Lady Business: The Good Fight and other quarantine distractions
Hello and welcome to Lady Business, a newsletter about women, the business world, and all the ways they overlap. You can sign up for Lady Business and read previous issues here. This is the 101st issue, published May 10, 2020.
Good Old Fights
In this, week 5198 of our global lockdown, I finally crossed off a pop-culture goal I’ve been meaning to accomplish for years. I* signed up for the idiosyncratic streaming platform known as CBS All Access, and started watching The Good Fight.
*By which I mean my father, current housemate and generous provider of various streaming-platform passwords to my now-late-30s self.
And, just as everyone who knows me and loves the show has been telling me I would for years, I really do like it! My reluctance had less to do with platform fatigue and more to do with the bad-breakup scars from The Good Wife, the prequel that I adored and wrote about often, and that imploded spectacularly by its end. I’m now halfway through two of The Good Fight’s four-so-far seasons and, in true bitter-ex fashion, am finding plenty of reminders of the things that I both loved and loathed about its predecessor.

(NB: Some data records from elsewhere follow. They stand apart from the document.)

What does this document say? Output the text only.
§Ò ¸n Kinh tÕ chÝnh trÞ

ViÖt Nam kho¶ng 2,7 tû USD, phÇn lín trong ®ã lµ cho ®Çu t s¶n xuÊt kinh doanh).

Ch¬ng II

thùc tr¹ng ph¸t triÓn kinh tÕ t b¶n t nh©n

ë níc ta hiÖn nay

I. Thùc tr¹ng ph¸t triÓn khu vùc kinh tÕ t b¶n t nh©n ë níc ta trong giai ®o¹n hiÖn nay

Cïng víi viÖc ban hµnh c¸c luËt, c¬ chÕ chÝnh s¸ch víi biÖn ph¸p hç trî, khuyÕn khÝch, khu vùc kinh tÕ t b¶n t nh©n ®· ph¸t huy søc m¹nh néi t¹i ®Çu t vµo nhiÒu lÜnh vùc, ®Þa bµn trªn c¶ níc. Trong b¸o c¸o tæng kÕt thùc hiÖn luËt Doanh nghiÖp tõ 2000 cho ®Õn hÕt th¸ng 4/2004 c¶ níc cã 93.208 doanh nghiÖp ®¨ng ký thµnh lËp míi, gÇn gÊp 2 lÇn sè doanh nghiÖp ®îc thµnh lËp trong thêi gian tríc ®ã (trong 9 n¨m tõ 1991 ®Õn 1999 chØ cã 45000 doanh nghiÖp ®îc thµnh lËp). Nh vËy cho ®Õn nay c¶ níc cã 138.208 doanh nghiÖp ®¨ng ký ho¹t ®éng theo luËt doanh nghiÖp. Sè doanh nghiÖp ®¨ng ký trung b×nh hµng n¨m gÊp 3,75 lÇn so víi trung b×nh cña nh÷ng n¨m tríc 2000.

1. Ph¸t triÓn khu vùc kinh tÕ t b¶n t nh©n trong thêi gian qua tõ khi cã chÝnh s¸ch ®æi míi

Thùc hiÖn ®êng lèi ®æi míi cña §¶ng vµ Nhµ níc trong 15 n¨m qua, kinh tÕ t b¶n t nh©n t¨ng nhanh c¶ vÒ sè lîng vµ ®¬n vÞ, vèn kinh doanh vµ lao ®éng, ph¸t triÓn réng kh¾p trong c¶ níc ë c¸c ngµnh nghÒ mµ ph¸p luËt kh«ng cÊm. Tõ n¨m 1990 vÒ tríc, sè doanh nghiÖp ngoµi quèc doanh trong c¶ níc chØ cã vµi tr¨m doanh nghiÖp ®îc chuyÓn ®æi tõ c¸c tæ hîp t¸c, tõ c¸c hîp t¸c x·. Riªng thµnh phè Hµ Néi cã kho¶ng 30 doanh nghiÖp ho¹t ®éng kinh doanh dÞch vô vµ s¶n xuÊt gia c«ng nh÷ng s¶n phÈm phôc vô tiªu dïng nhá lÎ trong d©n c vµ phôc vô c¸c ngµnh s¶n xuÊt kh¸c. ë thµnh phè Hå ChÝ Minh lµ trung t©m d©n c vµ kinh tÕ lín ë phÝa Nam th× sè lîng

On the positive side, it’s a smart, fun, feminist show about people who know that they’re smart and good at what they do. It’s beautifully-dressed competence porn surrounding a white-hot core of feminist rage, written with the panache of Aaron Sorkin minus his pomposity or misogyny. It makes 68-year-old Christine Baranski its (fascinating, extremely well-deserving) professional and romantic heroine. It has the best credits sequence in the history of television. And it continues The Good Wife’s tradition of telling some of the best modern stories about how technology and its creators have invaded our lives, usually to our detriment.

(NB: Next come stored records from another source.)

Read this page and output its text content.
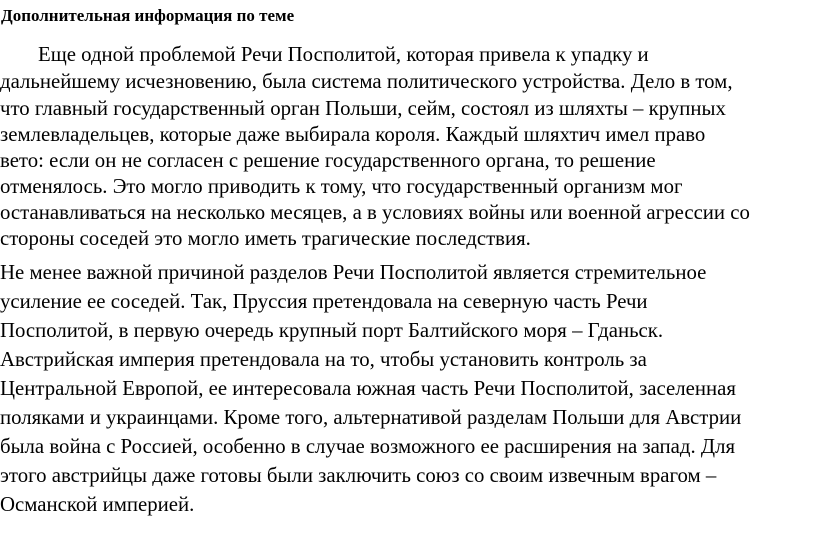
Дополнительная информация по теме

Еще одной проблемой Речи Посполитой, которая привела к упадку и

дальнейшему исчезновению, была система политического устройства. Дело в том,

что главный государственный орган Польши, сейм, состоял из шляхты – крупных

землевладельцев, которые даже выбирала короля. Каждый шляхтич имел право

вето: если он не согласен с решение государственного органа, то решение

отменялось. Это могло приводить к тому, что государственный организм мог

останавливаться на несколько месяцев, а в условиях войны или военной агрессии со

стороны соседей это могло иметь трагические последствия.

Не менее важной причиной разделов Речи Посполитой является стремительное

усиление ее соседей. Так, Пруссия претендовала на северную часть Речи

Посполитой, в первую очередь крупный порт Балтийского моря – Гданьск.

Австрийская империя претендовала на то, чтобы установить контроль за

Центральной Европой, ее интересовала южная часть Речи Посполитой, заселенная

поляками и украинцами. Кроме того, альтернативой разделам Польши для Австрии

была война с Россией, особенно в случае возможного ее расширения на запад. Для

этого австрийцы даже готовы были заключить союз со своим извечным врагом –

Османской империей.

On the negative side, there’s its tendency to neglect some of its characters, to disappear others with no explanation, and to yank personalities sideways in order to fit its plot. There’s also the legacy of The Good Wife’s mixed, to be generous, track record of handling race and writing for its black characters -- who are, at least, much more numerous in The Good Fight than in its predecessor!
I’m hoping that this gets better over the two seasons I have yet to watch, and that have drawn widespread critical praise. The first season was a lot of “Christine Baranski, Ygritte from Game of Thrones, and Friends”; the early second season has gotten better, but also tends to repeat story beats for its black protagonists. (Multiple early episodes have involved senior, experienced lawyers discovering that they’ve been tapped for professional opportunities contingent upon them playing the “angry black person” stereotype for white audiences. I don’t doubt this happens with tedious regularity in the real world, but its repetition in the show makes me wonder if the writers couldn’t think of any other stories to tell about these characters instead.)
The other thing that has given me pause, watching this as a break from the overwhelming bad-news firehose of These Strange Times, is how quickly dated some of The Good Fight’s stories have become. Its timeliness, and its willingness to write stories directly about the effects of the Trump presidency, is one of the things that’s caused so many people and critics I admire to praise the show. But two years later, some of that specificity now feels like ancient history. For example, while I’m sure an episode about legal strategies for presidential impeachment would have felt timely and prescient in 2018, it’s now a casualty of the binge-anytime Streaming Age -- and of the pandemic. (Do you even remember back when impeachment was the major national news story?)
Which probably just means that it was my fault for sleeping on the show this long. Given the choice between vaguely ahistorical fiction and timely critiques of current events, I usually prefer the latter. (9/11 retellings aside, at least.) I’m looking forward to catching up to The Good Fight’s present-day -- and, eventually, watching what it has to say, if not about the pandemic itself, its infinite aftershocks.
Lady Bits
--"Um, no I’m loaded.” An interview with Ann Patchett on outlining, fact-checking novels, and financial success. It's pegged to The Dutch House, which I mostly enjoyed and really admired. I’m always a sucker for a modern fairy tale, but I keep going back and forth on whether its charming, oblivious male protagonist was the best choice to narrate a novel about the impossible choices and sacrifices of the interesting women around him.
--Congratulations to my book’s fabulous publicist, Morgan, on the birth of her son, and happy Mother’s Day to her, my wonderful mother, and all who celebrate!